Mas aqui aparece uma dificuldade que considero decisiva. Se Tomé tivesse simplesmente utilizado Q, seria necessário explicar por que desmontou de maneira tão sistemática a organização que reconstruímos para essa fonte. Q, tal como aparece na reconstrução tradicional, possui agrupamentos relativamente reconhecíveis; Tomé, ao contrário, apresenta 114 logia dispostos em uma sequência bastante diferente. Poderíamos, evidentemente, imaginar que o redator de Tomé tenha desmontado deliberadamente uma coleção anterior. Mas também é possível que ambos os documentos tenham utilizado tradições que já circulavam de maneira independente. Helmut Koester chegou a considerar a possibilidade de uma relação entre Tomé e uma forma anterior de Q, mas a dificuldade de demonstrar dependência literária direta permanece considerável. O problema, portanto, não é simplesmente descobrir “quem copiou quem”, mas reconstruir, na medida do possível, como essas tradições circularam antes de serem organizadas nos documentos que chegaram até nós.

É nesse ponto que Paulo precisa voltar para o centro da investigação.
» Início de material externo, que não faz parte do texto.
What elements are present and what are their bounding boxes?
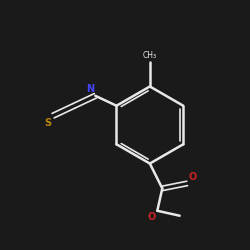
Text: O: O xyxy=(188,172,196,182)
Text: S: S xyxy=(45,118,52,128)
Text: N: N xyxy=(86,84,94,94)
Text: CH₃: CH₃ xyxy=(143,51,157,60)
Text: O: O xyxy=(148,212,156,222)
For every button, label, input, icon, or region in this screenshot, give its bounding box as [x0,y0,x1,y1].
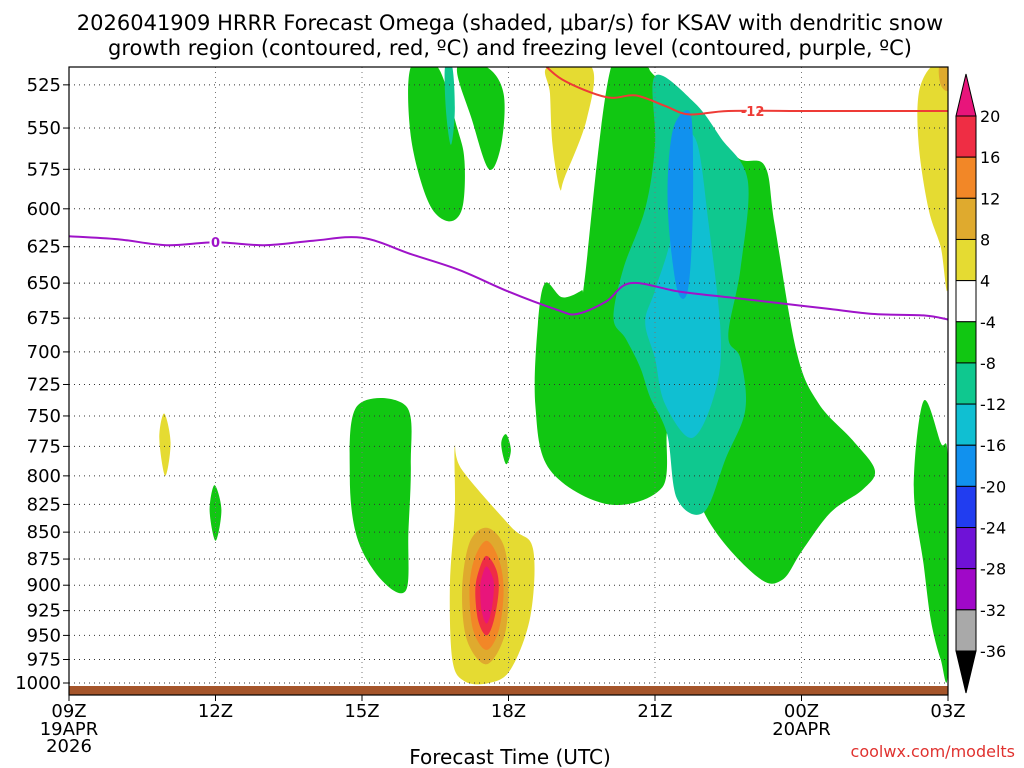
y-tick-label-975: 975 [27,650,61,671]
omega-region-18 [917,67,948,292]
plot-area: -12 0 [69,67,948,695]
chart-title-line-1: 2026041909 HRRR Forecast Omega (shaded, … [77,11,943,35]
x-tick-label-18Z: 18Z [491,701,526,722]
x-tick-label-03Z: 03Z [930,701,965,722]
y-tick-label-575: 575 [27,159,61,180]
y-tick-label-700: 700 [27,342,61,363]
chart-title-line-2: growth region (contoured, red, ºC) and f… [108,36,912,60]
omega-region-0 [408,67,465,222]
colorbar-bin-11 [955,568,977,611]
x-date-label-1-0: 20APR [772,719,831,740]
axes: 525 550 575 600 625 650 675 700 725 750 775 800 825 8… [15,66,966,757]
colorbar-bin-9 [955,485,977,529]
colorbar-label-9: -20 [980,477,1006,496]
y-tick-label-675: 675 [27,308,61,329]
x-tick-label-12Z: 12Z [198,701,233,722]
colorbar-label-4: 4 [980,272,990,291]
ground-surface [69,686,948,695]
colorbar-label-13: -36 [980,642,1006,661]
colorbar-label-6: -8 [980,354,996,373]
y-tick-label-875: 875 [27,549,61,570]
colorbar-bin-6 [955,362,977,405]
contour-label-bg-1 [209,234,222,251]
colorbar-label-10: -24 [980,519,1006,538]
y-tick-label-750: 750 [27,406,61,427]
y-tick-label-625: 625 [27,237,61,258]
x-tick-label-21Z: 21Z [637,701,672,722]
y-tick-label-850: 850 [27,522,61,543]
colorbar: 20 16 12 8 4 -4 -8 -12 -16 -20 -24 -28 -32 -36 [955,73,1006,694]
omega-region-2 [444,67,455,145]
omega-region-6 [159,413,171,476]
colorbar-label-1: 16 [980,148,1000,167]
plot-content: -12 0 [69,67,948,695]
colorbar-bottom-arrow [955,650,977,694]
colorbar-label-3: 8 [980,230,990,249]
colorbar-bin-5 [955,321,977,364]
colorbar-bin-1 [955,156,977,199]
colorbar-label-7: -12 [980,395,1006,414]
contour-line-1 [69,235,948,321]
colorbar-top-arrow [955,73,977,117]
omega-region-14 [913,400,948,683]
colorbar-label-2: 12 [980,189,1000,208]
contour-label-bg-0 [746,103,759,120]
omega-region-19 [938,67,948,92]
y-tick-label-925: 925 [27,601,61,622]
colorbar-bin-3 [955,238,977,282]
y-tick-label-1000: 1000 [15,673,61,694]
y-tick-label-950: 950 [27,625,61,646]
x-date-label-0-0: 19APR [40,719,99,740]
x-tick-label-00Z: 00Z [784,701,819,722]
y-tick-label-775: 775 [27,436,61,457]
colorbar-bin-0 [955,115,977,158]
colorbar-label-11: -28 [980,560,1006,579]
y-tick-label-600: 600 [27,199,61,220]
colorbar-label-5: -4 [980,313,996,332]
omega-region-3 [544,67,595,191]
x-tick-label-09Z: 09Z [51,701,86,722]
x-date-label-0-1: 2026 [46,736,92,757]
colorbar-bin-4 [955,280,977,323]
colorbar-bin-12 [955,609,977,652]
colorbar-label-8: -16 [980,436,1006,455]
omega-region-1 [456,67,505,170]
watermark: coolwx.com/modelts [851,742,1015,761]
omega-region-4 [349,397,412,594]
omega-region-17 [667,110,694,299]
contour-label-0: -12 [741,105,765,120]
y-tick-label-725: 725 [27,374,61,395]
y-tick-label-825: 825 [27,494,61,515]
x-axis-label: Forecast Time (UTC) [409,745,611,768]
colorbar-label-12: -32 [980,601,1006,620]
contour-label-1: 0 [211,236,220,251]
colorbar-label-0: 20 [980,107,1000,126]
colorbar-bin-7 [955,403,977,446]
colorbar-bin-2 [955,197,977,240]
omega-region-12 [480,566,494,624]
contour-line-0 [545,67,948,116]
y-tick-label-900: 900 [27,575,61,596]
y-tick-label-550: 550 [27,118,61,139]
colorbar-bin-8 [955,444,977,487]
y-tick-label-800: 800 [27,466,61,487]
colorbar-bin-10 [955,527,977,570]
omega-region-5 [501,434,511,465]
x-tick-label-15Z: 15Z [344,701,379,722]
y-tick-label-650: 650 [27,273,61,294]
y-tick-label-525: 525 [27,75,61,96]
As cartas paulinas são anteriores à forma final de Tomé e, naturalmente, anteriores aos evangelhos de Mateus e Lucas. As cartas autênticas de Paulo pertencem, em geral, às décadas de 50 e 60 do século I. O Evangelho de Tomé, em sua forma final, costuma ser situado posteriormente, ainda que numerosos pesquisadores reconheçam que parte significativa de seu material possa remontar a tradições bastante antigas. Isso significa que a pergunta “Paulo conheceu Tomé?” precisa ser formulada com alguma cautela. Se estamos falando do texto de Tomé que possuímos hoje, a resposta provavelmente será negativa ou, no mínimo, impossível de demonstrar. Mas se estamos perguntando se Paulo conhecia algumas das tradições posteriormente preservadas em Tomé, a questão muda completamente de natureza.
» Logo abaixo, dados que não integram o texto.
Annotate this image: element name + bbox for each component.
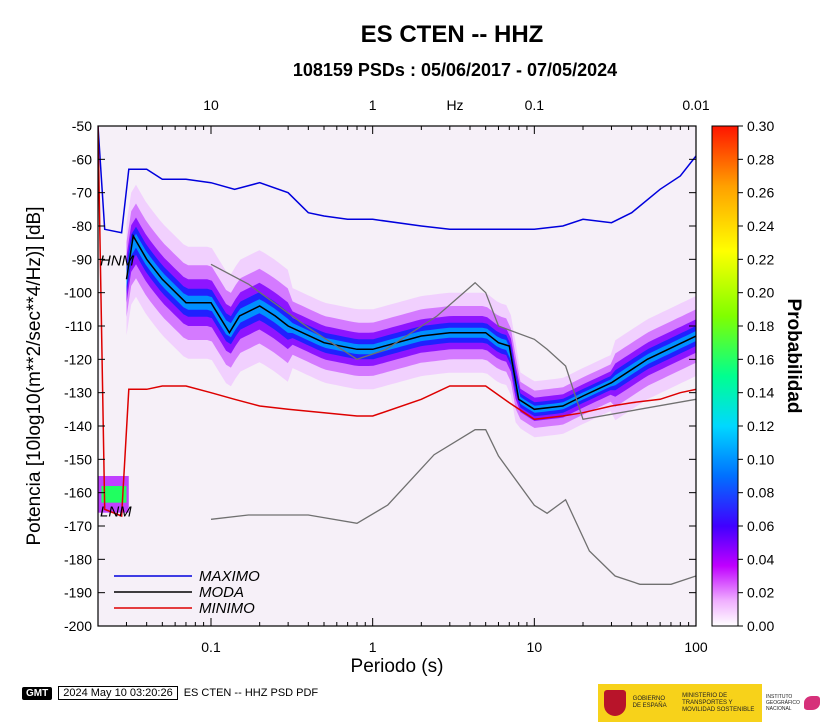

E aqui encontramos outro elemento particularmente interessante. Em 1 Coríntios 1–4, Paulo enfrenta um grupo da comunidade que parece possuir uma concepção muito peculiar de sabedoria, conhecimento e status espiritual. A ironia paulina chega ao seu ponto máximo quando escreve:

“Já estais saciados! Já vos tornastes ricos! Sem nós, vos tornastes reis! E prouvera que vos tivésseis tornado reis, para que também nós pudéssemos reinar convosco! Pois me parece que Deus nos expôs, a nós, apóstolos, em último lugar, como condenados à morte, porque nos tornamos espetáculo para o mundo, para os anjos e para os homens.” (1Cor 4,8-9).

É difícil não perceber aqui uma tensão entre duas concepções diferentes da condição cristã. Os coríntios parecem imaginar que já alcançaram uma condição de plenitude; Paulo responde ironicamente que eles já estão “saciados”, “ricos” e “reinando”. Quando colocamos esse texto ao lado de Tomé 2, a aproximação se torna curiosa:

“Aquele que busca não pare de buscar até que encontre; e quando encontrar, ficará perturbado; depois maravilhar-se-á e reinará sobre o Todo.”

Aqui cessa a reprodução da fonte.